Долинский взял фуражку, и они отправились к обыкновенному пункту своих вечерних прогулок. Во все время дороги они оба молчали и, дойдя до холмика, с которого всегда любовались морем, оба молча присели на зеленую травку. Вид отсюда был самый очаровательный и спокойный. Далеко-далеко открывалась пред ними безбрежная водная равнина, и вечернее солнце тонуло в краснеющей ряби тихого моря. Необыкновенно сладко дразнить здесь свою душу мечтами и сердцу давать живые вопросы. Даша устала, Долинский сбросил верхнее пальто и кинул его на траву. Даша на нем прилегла и как бы уснула. Молчанью и думам ничто не мешало.
– Странно как это! – сказала Даша, не открывая глаз.
– Что такое? – как бы оторвавшись от другой думы, спросил Долинский.
– Так, бог знает, что приходит в голову. Вот, например… сколько чепухи на свете?
– Не мало, Дарья Михайловна; даже очень довольно.
– Я это и без вас знаю, – отвечала Дора и опять замолчала.
– Не понимаю я, – начала она через несколько минут, – как это делается все у людей… все как-то шиворот-навыворот и таранты-на-вон.
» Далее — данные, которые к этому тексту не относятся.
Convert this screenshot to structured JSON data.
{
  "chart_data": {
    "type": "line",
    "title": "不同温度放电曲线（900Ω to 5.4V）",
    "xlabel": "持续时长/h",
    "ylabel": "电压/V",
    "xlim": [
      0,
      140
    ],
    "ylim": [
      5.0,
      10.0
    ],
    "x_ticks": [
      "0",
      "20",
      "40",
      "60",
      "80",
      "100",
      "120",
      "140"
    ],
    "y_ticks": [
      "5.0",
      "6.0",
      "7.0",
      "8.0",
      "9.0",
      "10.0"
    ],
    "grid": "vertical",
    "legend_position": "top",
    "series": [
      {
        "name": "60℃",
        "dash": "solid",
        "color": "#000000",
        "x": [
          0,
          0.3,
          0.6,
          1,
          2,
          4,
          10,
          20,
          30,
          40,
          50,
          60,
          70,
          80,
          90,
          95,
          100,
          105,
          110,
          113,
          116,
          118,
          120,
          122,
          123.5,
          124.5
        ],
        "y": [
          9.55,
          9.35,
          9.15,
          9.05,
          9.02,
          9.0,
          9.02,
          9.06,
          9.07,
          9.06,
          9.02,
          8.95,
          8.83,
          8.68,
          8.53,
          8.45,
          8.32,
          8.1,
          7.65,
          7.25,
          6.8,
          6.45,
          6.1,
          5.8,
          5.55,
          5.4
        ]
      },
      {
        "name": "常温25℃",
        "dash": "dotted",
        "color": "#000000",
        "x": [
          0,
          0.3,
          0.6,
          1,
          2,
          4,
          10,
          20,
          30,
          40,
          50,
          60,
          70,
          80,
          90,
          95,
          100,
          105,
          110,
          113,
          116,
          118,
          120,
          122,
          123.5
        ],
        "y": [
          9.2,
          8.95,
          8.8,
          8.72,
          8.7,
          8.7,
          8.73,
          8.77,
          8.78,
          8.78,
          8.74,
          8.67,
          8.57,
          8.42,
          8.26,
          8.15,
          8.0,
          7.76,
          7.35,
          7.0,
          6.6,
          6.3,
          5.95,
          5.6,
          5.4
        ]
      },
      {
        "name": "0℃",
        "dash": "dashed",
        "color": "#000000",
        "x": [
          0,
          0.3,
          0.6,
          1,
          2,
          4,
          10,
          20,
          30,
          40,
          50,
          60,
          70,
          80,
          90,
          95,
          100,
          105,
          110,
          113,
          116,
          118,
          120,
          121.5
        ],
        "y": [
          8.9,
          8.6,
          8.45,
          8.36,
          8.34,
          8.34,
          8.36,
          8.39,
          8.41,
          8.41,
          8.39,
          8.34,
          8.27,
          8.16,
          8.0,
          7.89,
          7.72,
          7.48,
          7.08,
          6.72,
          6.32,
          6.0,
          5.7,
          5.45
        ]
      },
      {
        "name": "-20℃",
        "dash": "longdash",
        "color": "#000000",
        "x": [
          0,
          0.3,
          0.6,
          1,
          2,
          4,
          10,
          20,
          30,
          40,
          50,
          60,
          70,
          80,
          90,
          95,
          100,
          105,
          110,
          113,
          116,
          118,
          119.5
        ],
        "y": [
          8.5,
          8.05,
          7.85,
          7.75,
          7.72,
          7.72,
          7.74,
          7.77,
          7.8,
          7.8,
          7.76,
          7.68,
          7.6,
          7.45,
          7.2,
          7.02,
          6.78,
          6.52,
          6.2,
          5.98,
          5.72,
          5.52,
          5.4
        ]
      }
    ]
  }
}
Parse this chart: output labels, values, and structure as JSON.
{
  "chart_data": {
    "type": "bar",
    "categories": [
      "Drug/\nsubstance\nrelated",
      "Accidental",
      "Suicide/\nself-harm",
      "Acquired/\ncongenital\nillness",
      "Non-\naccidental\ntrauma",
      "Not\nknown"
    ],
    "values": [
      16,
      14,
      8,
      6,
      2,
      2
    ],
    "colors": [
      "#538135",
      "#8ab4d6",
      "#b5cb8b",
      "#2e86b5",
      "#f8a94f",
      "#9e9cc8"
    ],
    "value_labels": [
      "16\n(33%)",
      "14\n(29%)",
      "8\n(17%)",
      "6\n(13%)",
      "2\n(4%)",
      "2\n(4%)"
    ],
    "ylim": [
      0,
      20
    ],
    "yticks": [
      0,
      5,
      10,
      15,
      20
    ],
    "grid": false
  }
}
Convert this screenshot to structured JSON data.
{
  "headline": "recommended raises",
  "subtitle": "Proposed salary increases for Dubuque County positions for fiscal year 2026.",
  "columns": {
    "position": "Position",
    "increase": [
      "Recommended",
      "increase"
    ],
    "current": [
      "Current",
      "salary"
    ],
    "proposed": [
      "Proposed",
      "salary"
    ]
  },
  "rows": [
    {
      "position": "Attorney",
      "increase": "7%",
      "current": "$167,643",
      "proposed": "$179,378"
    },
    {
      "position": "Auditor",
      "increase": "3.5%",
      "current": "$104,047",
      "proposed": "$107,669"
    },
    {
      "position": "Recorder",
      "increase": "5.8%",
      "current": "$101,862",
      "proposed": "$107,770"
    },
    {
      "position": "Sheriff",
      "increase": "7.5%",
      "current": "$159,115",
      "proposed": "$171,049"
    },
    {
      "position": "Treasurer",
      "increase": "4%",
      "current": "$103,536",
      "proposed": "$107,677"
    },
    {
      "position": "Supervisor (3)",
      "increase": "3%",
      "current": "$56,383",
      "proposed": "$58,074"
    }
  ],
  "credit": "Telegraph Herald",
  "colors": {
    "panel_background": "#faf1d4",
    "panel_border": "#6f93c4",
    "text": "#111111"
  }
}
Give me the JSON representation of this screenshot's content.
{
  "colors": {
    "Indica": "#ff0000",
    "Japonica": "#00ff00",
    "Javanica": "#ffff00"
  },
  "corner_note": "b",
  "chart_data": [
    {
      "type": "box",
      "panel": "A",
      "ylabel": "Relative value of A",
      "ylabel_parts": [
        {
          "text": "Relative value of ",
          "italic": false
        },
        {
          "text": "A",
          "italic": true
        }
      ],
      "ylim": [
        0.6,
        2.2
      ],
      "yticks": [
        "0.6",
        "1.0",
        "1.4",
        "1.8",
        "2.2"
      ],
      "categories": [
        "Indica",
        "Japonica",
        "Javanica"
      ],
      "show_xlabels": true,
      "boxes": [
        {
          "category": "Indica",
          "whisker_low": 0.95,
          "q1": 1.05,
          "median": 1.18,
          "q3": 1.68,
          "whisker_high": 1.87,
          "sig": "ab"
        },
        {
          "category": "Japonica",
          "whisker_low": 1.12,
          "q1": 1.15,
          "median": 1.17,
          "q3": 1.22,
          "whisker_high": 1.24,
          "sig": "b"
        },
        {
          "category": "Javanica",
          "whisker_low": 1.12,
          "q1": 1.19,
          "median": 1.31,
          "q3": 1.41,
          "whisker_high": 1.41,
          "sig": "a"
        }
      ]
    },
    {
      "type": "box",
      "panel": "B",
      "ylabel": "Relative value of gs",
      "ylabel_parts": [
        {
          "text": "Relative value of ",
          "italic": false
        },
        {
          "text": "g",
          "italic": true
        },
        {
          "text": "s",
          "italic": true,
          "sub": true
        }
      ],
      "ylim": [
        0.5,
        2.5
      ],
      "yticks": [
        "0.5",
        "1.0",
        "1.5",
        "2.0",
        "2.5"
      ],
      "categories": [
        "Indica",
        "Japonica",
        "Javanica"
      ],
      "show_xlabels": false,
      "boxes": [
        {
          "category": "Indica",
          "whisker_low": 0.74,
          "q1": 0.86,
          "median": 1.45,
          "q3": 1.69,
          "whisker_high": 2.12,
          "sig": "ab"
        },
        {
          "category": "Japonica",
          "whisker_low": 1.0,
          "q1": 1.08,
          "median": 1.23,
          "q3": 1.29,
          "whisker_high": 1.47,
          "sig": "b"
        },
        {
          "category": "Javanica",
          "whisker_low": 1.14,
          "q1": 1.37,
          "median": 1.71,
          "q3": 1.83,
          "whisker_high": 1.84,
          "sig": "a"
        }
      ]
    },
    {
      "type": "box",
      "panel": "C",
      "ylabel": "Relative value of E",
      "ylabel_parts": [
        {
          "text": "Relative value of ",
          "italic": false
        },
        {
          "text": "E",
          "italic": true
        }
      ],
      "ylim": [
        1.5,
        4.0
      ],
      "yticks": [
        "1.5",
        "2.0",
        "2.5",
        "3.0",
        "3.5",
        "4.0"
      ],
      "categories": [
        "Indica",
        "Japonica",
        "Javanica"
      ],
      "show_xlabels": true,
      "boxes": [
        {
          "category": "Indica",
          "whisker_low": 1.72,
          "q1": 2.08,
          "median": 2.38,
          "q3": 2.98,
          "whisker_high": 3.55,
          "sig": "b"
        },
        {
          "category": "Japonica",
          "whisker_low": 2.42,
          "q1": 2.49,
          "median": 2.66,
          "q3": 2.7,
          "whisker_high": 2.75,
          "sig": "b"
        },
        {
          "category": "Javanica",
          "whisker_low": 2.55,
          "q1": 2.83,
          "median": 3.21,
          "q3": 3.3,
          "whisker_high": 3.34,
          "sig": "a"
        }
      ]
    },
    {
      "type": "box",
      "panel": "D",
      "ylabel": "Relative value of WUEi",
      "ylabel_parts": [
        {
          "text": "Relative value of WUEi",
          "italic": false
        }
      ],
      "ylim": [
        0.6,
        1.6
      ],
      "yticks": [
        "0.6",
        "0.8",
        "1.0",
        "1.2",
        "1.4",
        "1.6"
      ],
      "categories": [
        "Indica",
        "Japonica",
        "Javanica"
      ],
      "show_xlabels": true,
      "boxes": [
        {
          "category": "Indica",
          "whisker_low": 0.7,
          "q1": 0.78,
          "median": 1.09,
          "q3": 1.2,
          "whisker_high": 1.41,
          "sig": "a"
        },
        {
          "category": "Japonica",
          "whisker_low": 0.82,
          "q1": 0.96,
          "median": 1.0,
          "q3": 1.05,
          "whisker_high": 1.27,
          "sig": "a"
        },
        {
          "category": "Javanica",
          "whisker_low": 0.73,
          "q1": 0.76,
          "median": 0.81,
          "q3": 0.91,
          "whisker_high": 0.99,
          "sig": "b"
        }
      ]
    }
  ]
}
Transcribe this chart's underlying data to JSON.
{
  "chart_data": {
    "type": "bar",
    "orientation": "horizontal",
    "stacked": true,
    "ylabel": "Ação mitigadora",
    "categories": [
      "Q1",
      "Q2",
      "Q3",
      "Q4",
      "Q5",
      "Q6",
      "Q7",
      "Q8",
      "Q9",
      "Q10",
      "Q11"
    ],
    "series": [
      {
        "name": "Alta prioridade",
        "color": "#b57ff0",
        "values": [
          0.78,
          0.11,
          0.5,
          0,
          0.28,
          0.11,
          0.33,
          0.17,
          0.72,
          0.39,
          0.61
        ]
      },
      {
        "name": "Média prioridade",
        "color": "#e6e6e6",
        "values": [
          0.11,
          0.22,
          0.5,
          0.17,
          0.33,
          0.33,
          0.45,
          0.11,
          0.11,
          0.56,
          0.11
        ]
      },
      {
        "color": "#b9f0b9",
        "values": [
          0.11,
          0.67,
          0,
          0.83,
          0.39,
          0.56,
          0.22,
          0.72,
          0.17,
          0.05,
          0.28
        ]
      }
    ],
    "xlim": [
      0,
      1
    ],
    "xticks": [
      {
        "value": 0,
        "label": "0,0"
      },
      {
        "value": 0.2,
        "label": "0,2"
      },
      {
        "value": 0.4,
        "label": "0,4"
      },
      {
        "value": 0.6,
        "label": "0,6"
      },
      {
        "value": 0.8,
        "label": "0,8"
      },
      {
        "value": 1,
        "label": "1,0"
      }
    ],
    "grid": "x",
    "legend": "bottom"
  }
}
Клянут и презирают за то, что только уважать можно, а уважают за то, за что отвернуться хочется от человека. Трусы!
– Отчего же не что-нибудь другое, а трусы?
– Так, потому что это все от трусости. En gros[36] все их пугает, a en detail[37] – все ничего. Даст человек золотую монету за удовольствие, которого ему хочется, – его назовут мотом; а разменяет ее на пятиалтынные и пятиалтынниками разбросает – только погаже как-нибудь – ничего. Как это у них там все в головах? Все кверху ногами.
– Подите же с ними! – тихо отвечал Долинский.
– Ведь это ужасное несчастие.
– Да, это не счастие!
– Но как же это делается? Я, например, совсем не понимаю. как это разменяться, стать мельче, чем я есть?
– Очень просто, Дорушка. Употребляя вашу метафору, один человек сам боится раскутиться на весь капитал, а другой и предлагал свою целую золотую монету, да взамен ее получил кое-что из мелочи, вот и пошла в обоих случаях в обороте одна мелочь, на которую уж нельзя выменять снова целой монеты; недостает уж нескольких пятиалтынных.
– Какие у людей маленькие душонки! – сказала Даша с презрительной гримаской.
– У кого же они больше?
– Да у никого. Это-то и скверно, что ни у кого. Даша задумалась и, помолчав, спросила:
– А вы, Нестор Игнатьич, много набрали мелочишки в сдачу?
– Есть безделица.
– А зачем?
– Бог его знает, зачем? Да и тут ваша милая метафора не годится. Не руками берут эту, как мы сказали, сдачу; а сама она как-то после оказывается. Есть поговорка, что всего сердца сразу не излюбишь.
– Ну, да.
Даша подумала и тихо проговорила:
– Я это понимаю. Мне вот только непонятны эти люди маленькие со своими программками. Счастья они не дают никому, а со всех все взыскивают.
– Кому ж они понятны?
– Как вы думаете: ведь я уверена, что это более все глупая сентиментальность делает?
– И сентиментальность, пожалуй, а больше всего предрассудки, разум, с детства изуродованный, страхи пустые, безволье, привычка ценить пустые удобства, да и многое, многое другое.
– Да, разум, с детства изуродованный, – это особенное несчастье.
– Огромное и почти всегда вечное.
– Вы как же думаете… Я знаю, что вы поступать не мастер, но я хочу знать, как вы думаете: нужно идти против всех предрассудков, против всего, что несогласно с моим разумом и с моими понятиями о жизни?
– На это, Дорушка, я полагаю, сил человеческих не достанет.
– Но как же быть?
– Самому только не подчиняться предрассудкам, не обращать внимания на людей и их узкую мораль, стоять смело за свою свободу, потому что вне свободы нет счастья.